“A symbol of the divisions of men on the face of the earth. For here on either side of the wall are God’s children and no man-made barrier can obliterate that fact.

Regardless of the barriers of race, creed, ideology, or nationality, there is an inescapable destiny, which binds us together. There is a common humanity which makes us sensitive to the sufferings of one another.” – Martin Luther King JR.

In 1964, Martin Luther King traveled to Germany and got a first hand glimpse of the Berlin Wall. The barrier was constructed in 1961, in between East and West Berlin in hopes of permanently separating two ideologies.

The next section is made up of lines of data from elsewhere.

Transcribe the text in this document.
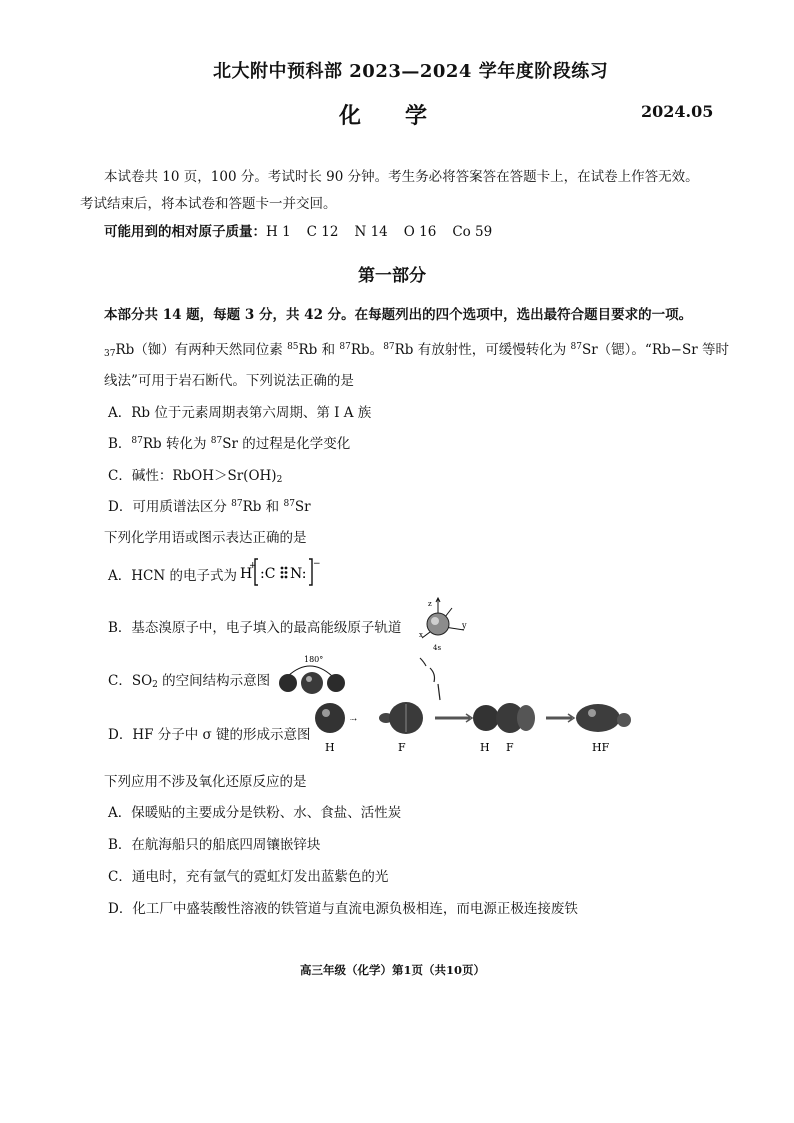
北大附中预科部 2023—2024 学年度阶段练习
化学	2024.05
本试卷共 10 页，100 分。考试时长 90 分钟。考生务必将答案答在答题卡上，在试卷上作答无效。
考试结束后，将本试卷和答题卡一并交回。
可能用到的相对原子质量：H 1 C 12 N 14 O 16 Co 59
第一部分
本部分共 14 题，每题 3 分，共 42 分。在每题列出的四个选项中，选出最符合题目要求的一项。
$_{37}$Rb（铷）有两种天然同位素 $^{85}$Rb 和 $^{87}$Rb。$^{87}$Rb 有放射性，可缓慢转化为 $^{87}$Sr（锶）。“Rb−Sr 等时
线法”可用于岩石断代。下列说法正确的是
A．Rb 位于元素周期表第六周期、第 I A 族
B．$^{87}$Rb 转化为 $^{87}$Sr 的过程是化学变化
C．碱性：$RbOH>Sr(OH)_2$
D．可用质谱法区分 $^{87}$Rb 和 $^{87}$Sr
下列化学用语或图示表达正确的是
A．HCN 的电子式为 H
+ :C N:
−
B．基态溴原子中，电子填入的最高能级原子轨道
z
y
x
4s
C．$SO_2$ 的空间结构示意图
180°
D．HF 分子中 σ 键的形成示意图
⇢
H	F	H F	HF
下列应用不涉及氧化还原反应的是
A．保暖贴的主要成分是铁粉、水、食盐、活性炭
B．在航海船只的船底四周镶嵌锌块
C．通电时，充有氩气的霓虹灯发出蓝紫色的光
D．化工厂中盛装酸性溶液的铁管道与直流电源负极相连，而电源正极连接废铁
高三年级（化学）第1页（共10页）
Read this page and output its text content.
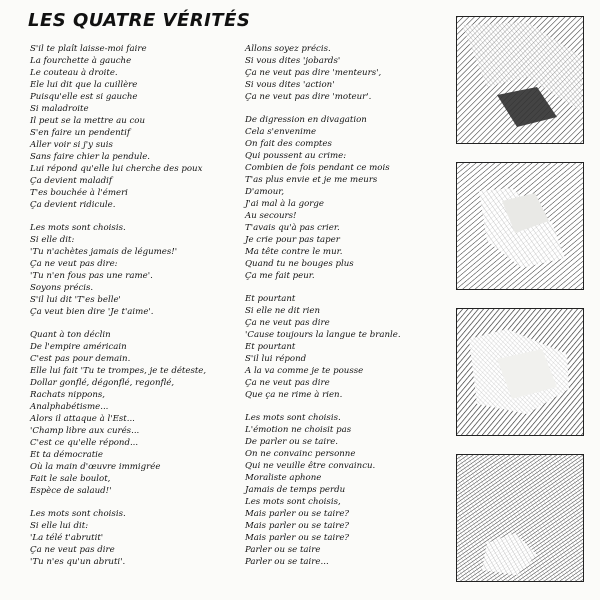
LES QUATRE VÉRITÉS
S'il te plaît laisse-moi faire
La fourchette à gauche
Le couteau à droite.
Ele lui dit que la cuillère
Puisqu'elle est si gauche
Si maladroite
Il peut se la mettre au cou
S'en faire un pendentif
Aller voir si j'y suis
Sans faire chier la pendule.
Lui répond qu'elle lui cherche des poux
Ça devient maladif
T'es bouchée à l'émeri
Ça devient ridicule.
Les mots sont choisis.
Si elle dit:
'Tu n'achètes jamais de légumes!'
Ça ne veut pas dire:
'Tu n'en fous pas une rame'.
Soyons précis.
S'il lui dit 'T'es belle'
Ça veut bien dire 'Je t'aime'.
Quant à ton déclin
De l'empire américain
C'est pas pour demain.
Elle lui fait 'Tu te trompes, je te déteste,
Dollar gonflé, dégonflé, regonflé,
Rachats nippons,
Analphabétisme...
Alors il attaque à l'Est...
'Champ libre aux curés...
C'est ce qu'elle répond...
Et ta démocratie
Où la main d'œuvre immigrée
Fait le sale boulot,
Espèce de salaud!'
Les mots sont choisis.
Si elle lui dit:
'La télé t'abrutit'
Ça ne veut pas dire
'Tu n'es qu'un abruti'.
Allons soyez précis.
Si vous dites 'jobards'
Ça ne veut pas dire 'menteurs',
Si vous dites 'action'
Ça ne veut pas dire 'moteur'.
De digression en divagation
Cela s'envenime
On fait des comptes
Qui poussent au crime:
Combien de fois pendant ce mois
T'as plus envie et je me meurs
D'amour,
J'ai mal à la gorge
Au secours!
T'avais qu'à pas crier.
Je crie pour pas taper
Ma tête contre le mur.
Quand tu ne bouges plus
Ça me fait peur.
Et pourtant
Si elle ne dit rien
Ça ne veut pas dire
'Cause toujours la langue te branle.
Et pourtant
S'il lui répond
A la va comme je te pousse
Ça ne veut pas dire
Que ça ne rime à rien.
Les mots sont choisis.
L'émotion ne choisit pas
De parler ou se taire.
On ne convainc personne
Qui ne veuille être convaincu.
Moraliste aphone
Jamais de temps perdu
Les mots sont choisis,
Mais parler ou se taire?
Mais parler ou se taire?
Mais parler ou se taire?
Parler ou se taire
Parler ou se taire...
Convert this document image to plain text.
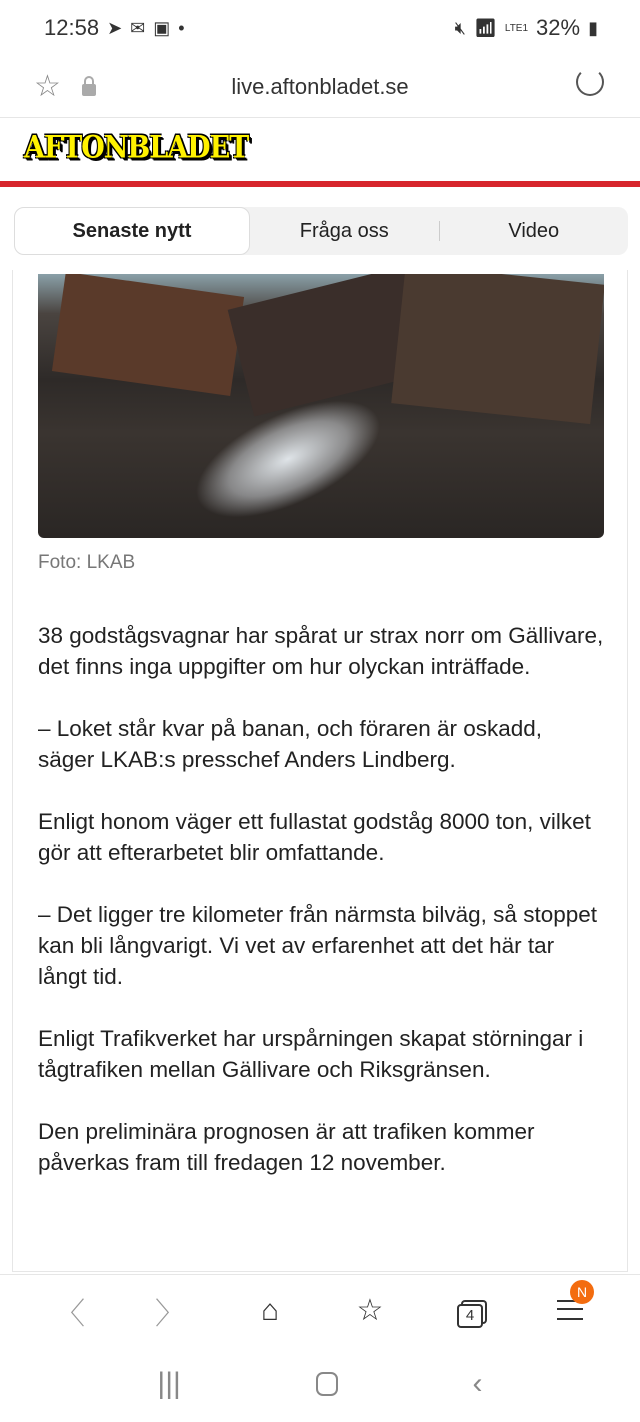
12:58 ➤ ✉ ▣ •	🔇︎ 📶︎ LTE1 32% ▮
☆	live.aftonbladet.se
AFTONBLADET
Senaste nytt	Fråga oss	Video
Foto: LKAB

38 godstågsvagnar har spårat ur strax norr om Gällivare, det finns inga uppgifter om hur olyckan inträffade.

– Loket står kvar på banan, och föraren är oskadd, säger LKAB:s presschef Anders Lindberg.

Enligt honom väger ett fullastat godståg 8000 ton, vilket gör att efterarbetet blir omfattande.

– Det ligger tre kilometer från närmsta bilväg, så stoppet kan bli långvarigt. Vi vet av erfarenhet att det här tar långt tid.

Enligt Trafikverket har urspårningen skapat störningar i tågtrafiken mellan Gällivare och Riksgränsen.

Den preliminära prognosen är att trafiken kommer påverkas fram till fredagen 12 november.

〈	〉	⌂	☆	4
N
|||	‹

King’s first thoughts were of disappointment.

“It symbolizes the divisions of mankind,” he said. When asked if he had ever seen anything as disastrous as the wall, he continued, “not really. Certainly there’s divisions that continue to exist, but when it’s symbolized with an actual wall it becomes very depressing.”

These words hold true today, as the current President of the United States Donald Trump essentially holds the government, and the lives of over 800,000 people hostage in hopes he can provide funding for a wall along the Mexican border that he had promised during his campaign. As the government shutdown continues, government assistance programs will continue to shut down, security around the nation will be hurt, and thousands of workers who have been shut out of their jobs will have to look for new homes and find ways to feed their families.

This isn’t the America Martin Luther King JR. had dreamed for, over a year before that visit to the Berlin Wall. It was August 28, 1963, where 200,000 to 300,000 Americans marched in Washington D.C. to fight for civil and economic rights in this country.

“I say to you today, my friends, so even though we face the difficulties of today and tomorrow, I still have a dream. It is a dream deeply rooted in the American dream. I have a dream that one day this nation will rise up and live out the true meaning of its creed: We hold these truths to be self-evident, that all men are created equal.”